In article <297@hhb.UUCP> istvan@hhb.UUCP (Istvan Mohos) writes:
>tchrist@convexe.uucp (Tom Christiansen @ Convex Computer) writes:
>>I'm looking for an algorithm that would allow me to determine
>>whether two strings were similar.  Thus 
>>
>>	"abcde" !~ "xyzzy"
>>	"this old man can read" =~ "that old man can't read"
>>
>>... perhaps just
>>    float   strfzcmp(string1,string2)

I will give a general description of an algorithm that can accomplish
what you ask.

NOTE: I am doing this from the 'top of my head'. Some refinement may
be in order.

You will do a weighted comparision based on two factors:
a) The number of characters each string has in common
b) The number of matches the strings have in sequence

Let's take two arbitrary strings:
	"This old man can't read"    string alpha
	"That silly man can't read"  string beta

Notice that they are of different lengths. Also, there is an alignment
shift. The following algorithm _should_ properly handle this:

a) Count the number of occurences of each character in each string.
   Compare the count of each character in alpha to that in beta in the
   following way:
     For each different character from alpha & beta:
	Normalize the counts so that the greater is normalized to 1.
	Multiply the two normalized values toghether.
	Add this product to a running total.
     Normalize this total by the the length of the longest string
     Multiply that by weight w1 yeilding (we shall call it) yw1

b) Compare the two strings byte for byte as follows:
     Start at the beginning of alpha & beta (let's use i and j as indexes)
     initialize k to 0
     Until we hit the end of either string:
	if (alpha[i] == beta[j])
		++k, ++i, ++j
	else 
		we scan forward on beta to find a byte that matchess
		our current location on alpha. If so, adjust j to index
		it. If nothing was found, do vice-versa for alpha.
     When the above loop is completed,
     Normalize k against the size of the longest string
     and multiply it by weight w2 yeilding (we shall call it) yw2.

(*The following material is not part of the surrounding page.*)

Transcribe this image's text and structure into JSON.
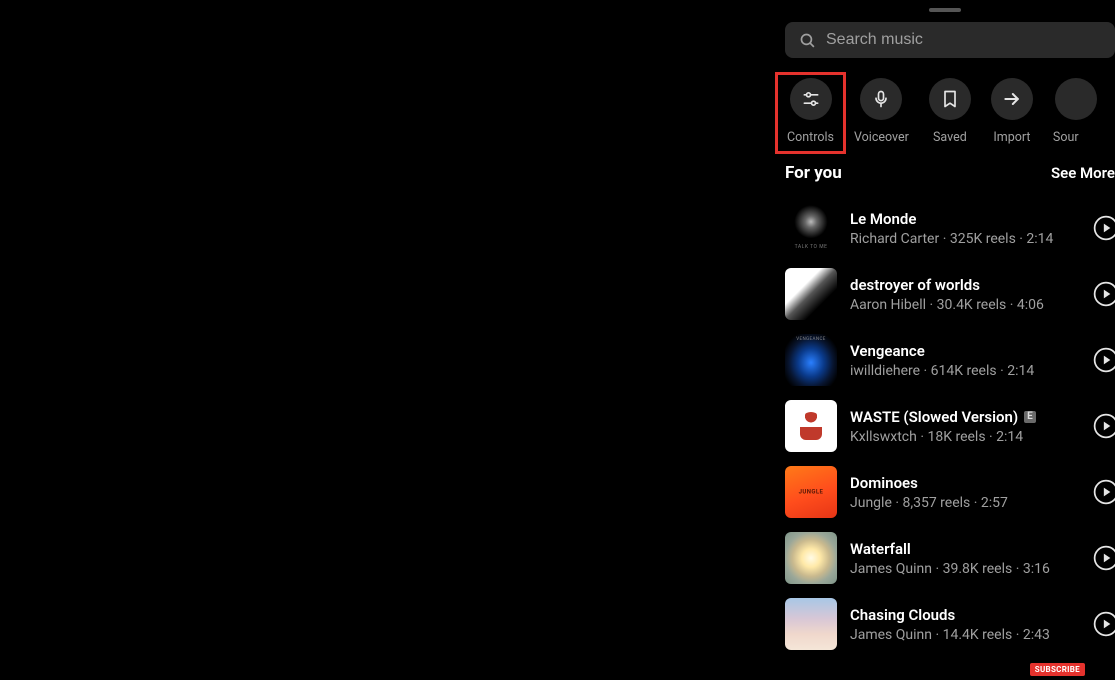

     return (yw1 + yw2) / (w1 + w2)


This should produce a good evaluation of how closely matched alpha
is to beta, taking into account mis-alignment. The value returned
will be between 0 and 1 inclusive. Weight w1 should be less than w2.
Perhaps w1 = w2 / 3. Experiment.

As I said, this is off the top of my head, so some refinement is in
order, as should be evident during the implementation/testing phase.

If anyone knows of a better way to accomplish this, let's hear it!

	-Mitchell
	 mitchell@cbmvax.UUCP
	 "The shortening of the Way."